Все-таки в них много правды, несмотря на их ничтожность и мелкость. Если выживу — пригодятся, чтоб написать всю правду. О беспредельной вере в теорию, о жертвах во имя ее осуществления, — казалось, что она осуществима. О том, как потом политика сожрала теорию, прикрываясь ее же знаменами, как шли годы немыслимой, удушающей лжи… страшной лжи, годы мучительнейшего раздвоения всех мыслящих людей, которые… лгали, лгали невольно, страшно, и боялись друг друга, и не щадили себя, и дико, отчаянно пытались верить.

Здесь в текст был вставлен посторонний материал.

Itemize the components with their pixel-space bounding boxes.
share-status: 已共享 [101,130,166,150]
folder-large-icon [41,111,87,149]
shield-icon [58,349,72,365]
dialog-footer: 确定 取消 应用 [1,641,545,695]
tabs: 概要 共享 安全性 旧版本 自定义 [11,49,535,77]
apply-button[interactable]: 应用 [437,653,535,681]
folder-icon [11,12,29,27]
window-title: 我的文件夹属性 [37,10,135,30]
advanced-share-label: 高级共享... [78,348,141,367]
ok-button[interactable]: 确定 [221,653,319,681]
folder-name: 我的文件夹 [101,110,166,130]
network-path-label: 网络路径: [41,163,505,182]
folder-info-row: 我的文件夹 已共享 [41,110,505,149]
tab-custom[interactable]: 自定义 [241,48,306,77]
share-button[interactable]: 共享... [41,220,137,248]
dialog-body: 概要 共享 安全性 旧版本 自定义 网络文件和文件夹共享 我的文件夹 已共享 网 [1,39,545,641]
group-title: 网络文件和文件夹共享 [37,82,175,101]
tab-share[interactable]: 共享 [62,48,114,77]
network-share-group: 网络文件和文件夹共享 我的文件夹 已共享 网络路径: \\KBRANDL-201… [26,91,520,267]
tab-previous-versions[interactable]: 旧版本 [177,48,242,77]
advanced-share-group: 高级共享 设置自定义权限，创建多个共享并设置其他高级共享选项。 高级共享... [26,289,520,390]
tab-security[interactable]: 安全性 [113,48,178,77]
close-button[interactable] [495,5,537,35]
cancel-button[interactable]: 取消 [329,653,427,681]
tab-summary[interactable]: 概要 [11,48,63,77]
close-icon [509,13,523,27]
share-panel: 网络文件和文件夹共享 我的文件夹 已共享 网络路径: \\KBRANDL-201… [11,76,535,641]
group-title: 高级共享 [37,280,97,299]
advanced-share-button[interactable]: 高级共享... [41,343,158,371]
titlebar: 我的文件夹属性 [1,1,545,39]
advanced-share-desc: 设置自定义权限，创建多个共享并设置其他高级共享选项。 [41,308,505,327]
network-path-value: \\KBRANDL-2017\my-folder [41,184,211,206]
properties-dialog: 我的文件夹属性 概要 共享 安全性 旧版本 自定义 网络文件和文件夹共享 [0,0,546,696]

Боже мой, Боже мой! Я не знаю — чего во мне больше — ненависти к немцам или раздражения, бешеного, щемящего, смешанного с дикой жалостью, — к нашему правительству. Этак обосраться! Почти вся Украина у немцев, — наша сталь, наш уголь, наши люди, люди, люди! А м[ожет] б[ыть], именно люди-то и подвели? М[ожет] б[ыть], именно люди-то только и делали, что соблюдали видимость? Мы все последние годы занимались больше всего тем, что соблюдали видимость. Может быть, мы так позорно воюем не только потому, что у нас не хватает техники (но почему, почему, черт возьми, не хватает, должно было хватать, мы жертвовали во имя ее всем!), не только потому, что душит неорганизованность, везде мертвечина, везде Шумиловы и Махановы, — кадры [помёта] 37–38 года, — но и потому, что люди задолго до войны устали, перестали верить, узнали, что им не за что бороться?
…Та дикая ложь, которая меня лично душила, как писателя, была ведь страшна мне не только потому, что МНЕ душу запечатывали, а еще и потому, что я видела, к чему это ведет, как растет пропасть между народом и государством, как все дальше и дальше расходятся две жизни — настоящая и официальная (22.09.1941).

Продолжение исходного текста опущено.